Venditore di fave paesane

Quando arrivava Pasquetta, per il picnic lungo le strade le auto si fermavano a comprare le fave e poi le famiglie sgusciavano i semi per mangiarli crudi e freschi, proprio come i lupini o i semi di zucca.

Un passatempo saporito e molto più genuino delle patatine fritte o delle caramelle che spacciano gli autogrill oggi.

Oggi, mentre sgusciavo le fave me ne mangiavo una ogni tot di baccelli. Lo facevo di nascosto, non perché non potessi farlo, ma perché così erano molto più saporite.

Il sapore era quello dei ricordi, come quando da bambino mi facevano salire sull’albero di ciliegie della nonna per riempire il cestino da portare in tavola per mangiarle tutti insieme.
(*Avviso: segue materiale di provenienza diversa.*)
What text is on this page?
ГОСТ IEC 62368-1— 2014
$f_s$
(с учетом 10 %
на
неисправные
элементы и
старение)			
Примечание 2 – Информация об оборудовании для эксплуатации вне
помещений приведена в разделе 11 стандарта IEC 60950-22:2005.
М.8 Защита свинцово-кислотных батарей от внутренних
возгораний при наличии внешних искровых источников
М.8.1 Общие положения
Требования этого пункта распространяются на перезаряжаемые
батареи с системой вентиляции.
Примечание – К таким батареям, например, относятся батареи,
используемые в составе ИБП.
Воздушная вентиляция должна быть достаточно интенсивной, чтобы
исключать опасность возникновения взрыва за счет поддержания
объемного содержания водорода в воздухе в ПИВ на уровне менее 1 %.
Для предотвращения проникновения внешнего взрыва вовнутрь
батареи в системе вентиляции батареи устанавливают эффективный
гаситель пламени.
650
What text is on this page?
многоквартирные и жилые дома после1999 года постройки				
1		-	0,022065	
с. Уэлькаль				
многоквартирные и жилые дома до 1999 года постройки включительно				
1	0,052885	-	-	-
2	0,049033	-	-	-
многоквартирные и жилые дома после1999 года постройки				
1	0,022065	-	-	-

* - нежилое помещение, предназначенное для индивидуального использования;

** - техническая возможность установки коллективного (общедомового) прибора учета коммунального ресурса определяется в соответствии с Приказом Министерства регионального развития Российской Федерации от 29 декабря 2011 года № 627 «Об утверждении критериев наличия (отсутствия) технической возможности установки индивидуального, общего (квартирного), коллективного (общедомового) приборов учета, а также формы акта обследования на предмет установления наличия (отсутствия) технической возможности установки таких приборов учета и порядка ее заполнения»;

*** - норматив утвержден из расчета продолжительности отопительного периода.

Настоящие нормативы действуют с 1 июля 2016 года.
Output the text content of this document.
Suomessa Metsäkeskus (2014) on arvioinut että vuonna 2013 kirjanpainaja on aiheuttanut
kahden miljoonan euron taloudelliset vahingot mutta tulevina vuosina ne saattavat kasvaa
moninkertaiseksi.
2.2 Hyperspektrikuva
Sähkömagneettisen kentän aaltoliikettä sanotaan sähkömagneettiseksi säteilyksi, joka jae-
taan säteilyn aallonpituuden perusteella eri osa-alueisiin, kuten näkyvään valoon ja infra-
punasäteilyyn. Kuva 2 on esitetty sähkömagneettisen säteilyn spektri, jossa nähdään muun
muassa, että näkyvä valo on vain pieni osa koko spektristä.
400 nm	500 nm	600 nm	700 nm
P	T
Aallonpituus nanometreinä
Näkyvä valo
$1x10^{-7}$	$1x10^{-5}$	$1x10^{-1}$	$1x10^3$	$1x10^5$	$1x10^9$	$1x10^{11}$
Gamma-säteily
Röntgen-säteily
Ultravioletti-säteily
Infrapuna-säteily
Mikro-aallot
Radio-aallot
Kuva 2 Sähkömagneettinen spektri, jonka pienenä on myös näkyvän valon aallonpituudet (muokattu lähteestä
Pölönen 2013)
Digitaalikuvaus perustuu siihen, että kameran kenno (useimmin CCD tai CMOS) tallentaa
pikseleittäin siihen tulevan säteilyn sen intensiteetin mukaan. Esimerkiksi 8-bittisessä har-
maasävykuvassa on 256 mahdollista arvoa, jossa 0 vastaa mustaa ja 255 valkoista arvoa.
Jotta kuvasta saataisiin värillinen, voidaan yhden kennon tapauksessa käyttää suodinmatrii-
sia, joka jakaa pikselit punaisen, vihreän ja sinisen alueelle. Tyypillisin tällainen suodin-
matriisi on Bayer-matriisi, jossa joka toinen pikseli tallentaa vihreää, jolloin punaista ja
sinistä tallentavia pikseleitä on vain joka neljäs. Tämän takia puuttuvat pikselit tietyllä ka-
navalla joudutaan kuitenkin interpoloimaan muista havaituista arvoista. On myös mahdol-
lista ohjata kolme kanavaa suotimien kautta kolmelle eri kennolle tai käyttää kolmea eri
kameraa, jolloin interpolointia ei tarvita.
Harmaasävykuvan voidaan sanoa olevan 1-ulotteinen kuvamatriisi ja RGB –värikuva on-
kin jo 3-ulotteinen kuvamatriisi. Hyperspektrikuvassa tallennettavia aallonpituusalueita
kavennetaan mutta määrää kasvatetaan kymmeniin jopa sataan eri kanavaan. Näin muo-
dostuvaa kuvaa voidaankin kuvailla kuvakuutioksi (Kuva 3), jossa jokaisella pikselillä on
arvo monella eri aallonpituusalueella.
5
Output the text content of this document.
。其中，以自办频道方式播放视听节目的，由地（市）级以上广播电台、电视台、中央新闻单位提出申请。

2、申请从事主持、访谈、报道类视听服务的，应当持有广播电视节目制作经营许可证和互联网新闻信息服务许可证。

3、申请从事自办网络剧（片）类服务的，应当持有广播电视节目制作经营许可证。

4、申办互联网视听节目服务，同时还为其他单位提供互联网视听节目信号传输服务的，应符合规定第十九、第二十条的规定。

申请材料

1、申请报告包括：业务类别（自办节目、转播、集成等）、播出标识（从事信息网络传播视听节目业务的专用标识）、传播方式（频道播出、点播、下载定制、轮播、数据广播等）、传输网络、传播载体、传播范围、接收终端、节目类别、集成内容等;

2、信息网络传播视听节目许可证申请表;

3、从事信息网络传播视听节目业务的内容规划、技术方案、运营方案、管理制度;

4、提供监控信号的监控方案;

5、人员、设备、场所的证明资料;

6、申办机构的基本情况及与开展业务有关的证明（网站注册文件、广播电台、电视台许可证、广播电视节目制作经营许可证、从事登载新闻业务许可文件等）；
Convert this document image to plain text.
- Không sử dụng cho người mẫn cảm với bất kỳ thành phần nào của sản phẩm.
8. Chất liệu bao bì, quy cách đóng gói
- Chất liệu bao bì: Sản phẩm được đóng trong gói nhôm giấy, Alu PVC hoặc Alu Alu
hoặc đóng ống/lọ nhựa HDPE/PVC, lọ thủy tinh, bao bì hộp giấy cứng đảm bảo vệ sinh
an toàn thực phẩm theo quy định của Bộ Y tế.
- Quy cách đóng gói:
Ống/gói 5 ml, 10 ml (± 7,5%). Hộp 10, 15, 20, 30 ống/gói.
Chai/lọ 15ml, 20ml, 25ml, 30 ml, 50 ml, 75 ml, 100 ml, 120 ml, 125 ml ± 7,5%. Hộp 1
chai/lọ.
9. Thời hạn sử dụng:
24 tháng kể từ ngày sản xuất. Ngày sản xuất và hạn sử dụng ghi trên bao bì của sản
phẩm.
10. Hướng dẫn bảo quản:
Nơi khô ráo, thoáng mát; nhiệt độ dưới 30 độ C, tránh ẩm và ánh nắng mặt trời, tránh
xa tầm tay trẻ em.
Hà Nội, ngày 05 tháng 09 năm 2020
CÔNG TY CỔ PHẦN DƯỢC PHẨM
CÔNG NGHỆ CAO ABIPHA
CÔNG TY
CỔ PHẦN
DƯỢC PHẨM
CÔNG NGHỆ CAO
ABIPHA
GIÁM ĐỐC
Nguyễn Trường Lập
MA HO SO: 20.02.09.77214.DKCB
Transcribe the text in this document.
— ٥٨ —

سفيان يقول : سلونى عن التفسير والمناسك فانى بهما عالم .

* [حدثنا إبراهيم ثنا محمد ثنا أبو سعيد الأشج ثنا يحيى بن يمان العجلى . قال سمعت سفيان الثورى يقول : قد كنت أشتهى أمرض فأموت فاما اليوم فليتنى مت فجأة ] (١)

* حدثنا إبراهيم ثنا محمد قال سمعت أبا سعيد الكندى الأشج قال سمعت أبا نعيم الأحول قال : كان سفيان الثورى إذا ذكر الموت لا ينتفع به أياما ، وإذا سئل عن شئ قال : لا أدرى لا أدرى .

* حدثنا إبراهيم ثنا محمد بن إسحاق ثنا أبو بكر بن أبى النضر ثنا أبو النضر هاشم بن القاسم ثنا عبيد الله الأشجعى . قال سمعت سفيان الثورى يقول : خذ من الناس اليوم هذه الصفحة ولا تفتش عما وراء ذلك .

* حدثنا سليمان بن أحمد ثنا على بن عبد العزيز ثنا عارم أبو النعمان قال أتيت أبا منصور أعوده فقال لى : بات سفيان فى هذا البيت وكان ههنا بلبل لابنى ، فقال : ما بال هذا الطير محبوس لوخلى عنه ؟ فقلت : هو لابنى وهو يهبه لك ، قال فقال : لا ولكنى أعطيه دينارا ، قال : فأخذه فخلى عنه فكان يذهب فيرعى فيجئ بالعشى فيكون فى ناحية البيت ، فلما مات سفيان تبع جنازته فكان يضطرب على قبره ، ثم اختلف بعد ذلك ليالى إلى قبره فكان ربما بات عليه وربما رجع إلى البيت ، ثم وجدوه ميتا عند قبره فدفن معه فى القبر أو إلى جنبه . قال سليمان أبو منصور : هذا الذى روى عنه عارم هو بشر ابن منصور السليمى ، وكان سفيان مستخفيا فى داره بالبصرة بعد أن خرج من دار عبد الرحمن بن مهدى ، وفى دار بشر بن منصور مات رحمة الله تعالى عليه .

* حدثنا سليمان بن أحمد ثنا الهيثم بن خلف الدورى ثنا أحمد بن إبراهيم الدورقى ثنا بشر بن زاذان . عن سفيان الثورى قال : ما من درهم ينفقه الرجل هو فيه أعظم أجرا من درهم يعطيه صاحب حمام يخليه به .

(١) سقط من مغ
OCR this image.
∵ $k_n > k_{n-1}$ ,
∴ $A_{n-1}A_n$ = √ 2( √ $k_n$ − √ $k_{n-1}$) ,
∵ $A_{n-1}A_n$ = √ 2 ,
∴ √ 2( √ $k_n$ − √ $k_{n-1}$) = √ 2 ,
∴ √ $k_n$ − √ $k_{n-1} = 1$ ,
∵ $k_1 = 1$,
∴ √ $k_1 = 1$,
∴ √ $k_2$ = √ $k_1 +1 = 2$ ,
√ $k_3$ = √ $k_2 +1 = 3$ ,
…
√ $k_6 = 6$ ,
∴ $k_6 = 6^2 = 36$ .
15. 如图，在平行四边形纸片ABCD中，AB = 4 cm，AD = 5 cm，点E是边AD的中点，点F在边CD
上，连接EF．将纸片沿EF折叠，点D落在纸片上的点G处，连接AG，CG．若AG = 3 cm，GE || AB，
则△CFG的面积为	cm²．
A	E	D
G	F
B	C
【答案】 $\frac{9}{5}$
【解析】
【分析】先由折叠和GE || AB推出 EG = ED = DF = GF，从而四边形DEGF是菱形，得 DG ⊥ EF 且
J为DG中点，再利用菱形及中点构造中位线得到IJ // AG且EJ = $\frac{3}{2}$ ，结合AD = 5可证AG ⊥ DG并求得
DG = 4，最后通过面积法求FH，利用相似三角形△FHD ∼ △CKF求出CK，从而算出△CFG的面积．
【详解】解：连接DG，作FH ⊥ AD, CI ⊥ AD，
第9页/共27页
Allora come oggi ne mettevo in bocca una ogni tanto di nascosto, perché quando mi beccavano, i miei genitori mi riprendevano ricordandomi che non ero salito per mangiarmele ma per raccoglierle.

Si tratta di ricordi e riscoperte tutt’altro che cool o per gli Afterhours che i coolboys difficilmente conoscono e per loro in genere la fava, in senso compiuto o lato, non ha un gusto così attraente: è “roba da #sfigati”.